Power plucked Henderson by the sleeve, and whispered, “Hush, Flip; go on, but keep your temper.”
“I’ve as much right to speak—if this is meant for a school meeting—as Kenrick or any one else; and what I have to say is this: Kenrick has been merely throwing dust into your eyes, misleading you altogether about the true state of the case. It’s all very fine, and very easy for him to talk so lightly of its being ‘a joke,’ and ‘a bit of fun,’ and so on; but I should like to ask him whether he believes that? and whether he’s not just hunting for popularity, and mixing up with it a few private spites? and whether he’s not thoroughly ashamed of himself at this moment?
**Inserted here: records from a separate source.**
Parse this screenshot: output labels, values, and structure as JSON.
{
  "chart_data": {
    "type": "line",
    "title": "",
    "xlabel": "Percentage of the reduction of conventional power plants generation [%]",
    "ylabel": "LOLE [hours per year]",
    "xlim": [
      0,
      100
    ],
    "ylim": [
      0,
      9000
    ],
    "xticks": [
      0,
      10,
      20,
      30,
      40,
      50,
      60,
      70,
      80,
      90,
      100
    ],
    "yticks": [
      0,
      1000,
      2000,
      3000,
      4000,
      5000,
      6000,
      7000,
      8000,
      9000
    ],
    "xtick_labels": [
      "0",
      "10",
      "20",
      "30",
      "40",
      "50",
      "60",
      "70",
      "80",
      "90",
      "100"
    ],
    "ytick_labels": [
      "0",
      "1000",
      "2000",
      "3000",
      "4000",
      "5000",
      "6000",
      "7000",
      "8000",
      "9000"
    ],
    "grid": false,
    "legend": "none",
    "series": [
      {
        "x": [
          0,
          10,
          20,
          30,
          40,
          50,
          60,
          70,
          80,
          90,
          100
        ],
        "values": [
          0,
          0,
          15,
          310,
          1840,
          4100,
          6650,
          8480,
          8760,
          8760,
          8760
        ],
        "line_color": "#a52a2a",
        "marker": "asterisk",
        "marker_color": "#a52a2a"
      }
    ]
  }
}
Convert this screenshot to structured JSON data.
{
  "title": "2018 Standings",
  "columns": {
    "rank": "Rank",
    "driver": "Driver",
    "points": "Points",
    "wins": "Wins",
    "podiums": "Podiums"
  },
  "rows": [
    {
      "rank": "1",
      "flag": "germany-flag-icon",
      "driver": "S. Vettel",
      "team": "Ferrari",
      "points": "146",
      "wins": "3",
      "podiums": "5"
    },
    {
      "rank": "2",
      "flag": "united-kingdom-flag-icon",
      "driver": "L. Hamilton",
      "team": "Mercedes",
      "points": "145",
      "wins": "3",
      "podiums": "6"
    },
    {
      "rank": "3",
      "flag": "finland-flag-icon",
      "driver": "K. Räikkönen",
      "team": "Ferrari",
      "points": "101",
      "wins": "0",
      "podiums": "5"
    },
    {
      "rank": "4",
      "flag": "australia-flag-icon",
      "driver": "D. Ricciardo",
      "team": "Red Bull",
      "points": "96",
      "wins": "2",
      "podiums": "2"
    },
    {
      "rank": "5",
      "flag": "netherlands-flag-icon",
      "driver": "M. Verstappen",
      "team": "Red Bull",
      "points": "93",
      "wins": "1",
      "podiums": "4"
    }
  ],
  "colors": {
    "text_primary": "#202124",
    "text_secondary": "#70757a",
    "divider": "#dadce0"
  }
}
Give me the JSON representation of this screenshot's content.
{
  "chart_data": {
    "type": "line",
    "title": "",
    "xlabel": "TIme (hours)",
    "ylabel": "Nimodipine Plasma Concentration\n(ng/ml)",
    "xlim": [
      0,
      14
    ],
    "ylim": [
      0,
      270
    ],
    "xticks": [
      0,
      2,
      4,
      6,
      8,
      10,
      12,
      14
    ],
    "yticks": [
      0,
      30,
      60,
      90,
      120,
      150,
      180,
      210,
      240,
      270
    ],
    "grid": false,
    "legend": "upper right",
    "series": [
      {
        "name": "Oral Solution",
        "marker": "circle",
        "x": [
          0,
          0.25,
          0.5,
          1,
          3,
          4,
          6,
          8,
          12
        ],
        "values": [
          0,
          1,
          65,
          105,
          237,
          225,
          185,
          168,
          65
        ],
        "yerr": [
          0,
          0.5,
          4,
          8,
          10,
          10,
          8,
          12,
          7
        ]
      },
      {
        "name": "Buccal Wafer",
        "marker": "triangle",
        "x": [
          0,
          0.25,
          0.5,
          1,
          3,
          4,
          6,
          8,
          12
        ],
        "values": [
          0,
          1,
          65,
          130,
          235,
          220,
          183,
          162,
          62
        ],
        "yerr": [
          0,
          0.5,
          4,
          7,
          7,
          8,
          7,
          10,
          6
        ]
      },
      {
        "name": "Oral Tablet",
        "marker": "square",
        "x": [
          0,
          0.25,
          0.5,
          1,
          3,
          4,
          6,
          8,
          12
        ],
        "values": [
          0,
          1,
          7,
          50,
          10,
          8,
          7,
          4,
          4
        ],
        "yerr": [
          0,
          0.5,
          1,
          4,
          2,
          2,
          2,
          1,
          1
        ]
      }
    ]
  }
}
There! you may see that he is,” continued Henderson, pointing at him; “see how he is blushing scarlet, and looking the very picture of degradation.”
Here Kenrick started up and most irascibly informed Henderson that he wasn’t going to sit there and be slanged by him, and that as he was in the chair, he would not let Henderson go on any more unless he cut short his abuse; and while Kenrick was saying this, in which he entirely carried the meeting with him, Power again whispered, “You’re getting too personal, Flip; but go on, only say no more about Kenrick—though I’m afraid it’s all true.”
“Well, at any rate, I will say this,” continued Henderson, whose flow of words was rather stopped by his having been pulled up so often—“and I ought to know, for I was in the room at the time, and I appeal to Anthony and Franklin, and all the rest of the dormitory, to say if it isn’t true. It wasn’t a joke. It wasn’t meant for a joke. It was a piece of deliberate, diabolical—”
“Oh! oh! oh!” began a few of Harpour’s claqueurs, and the chorus was again swelled by a score of others.
“I repeat it—of deliberate, diabolical cruelty, chosen just because there was nothing more cruel they dared to do. And,” he said, speaking at the top of his voice, to make himself heard over the clamour, “the fellows who did it are a disgrace to Saint Winifred’s, and they deserve to be caned by the monitors, if any fellows ever did.”
He sat down amid a storm of disapprobation, but his look never quailed for an instant, as he glanced steadily round, and noticed how Kenrick, though in favour with the multitude, and so much higher in the school, did not venture to meet his eye. And he was more than compensated for the general disfavour, by feeling Power’s hand rest on his shoulder, and hearing him whisper, “That’s famous, Flip; you’re a dear plucky fellow. Walter himself couldn’t have done it more firmly.”
Then Belial-like, rose Mackworth, perfectly at his ease, intending as much general mischief as lay in his power, and bent on saying as many unpleasant things as he could. In this, however, his benevolent views were materially frustrated by Henderson, who made his contemptuous comments in a tone sufficiently loud to be heard by many, and quite distinctly enough to disconcert Mackworth’s oratory.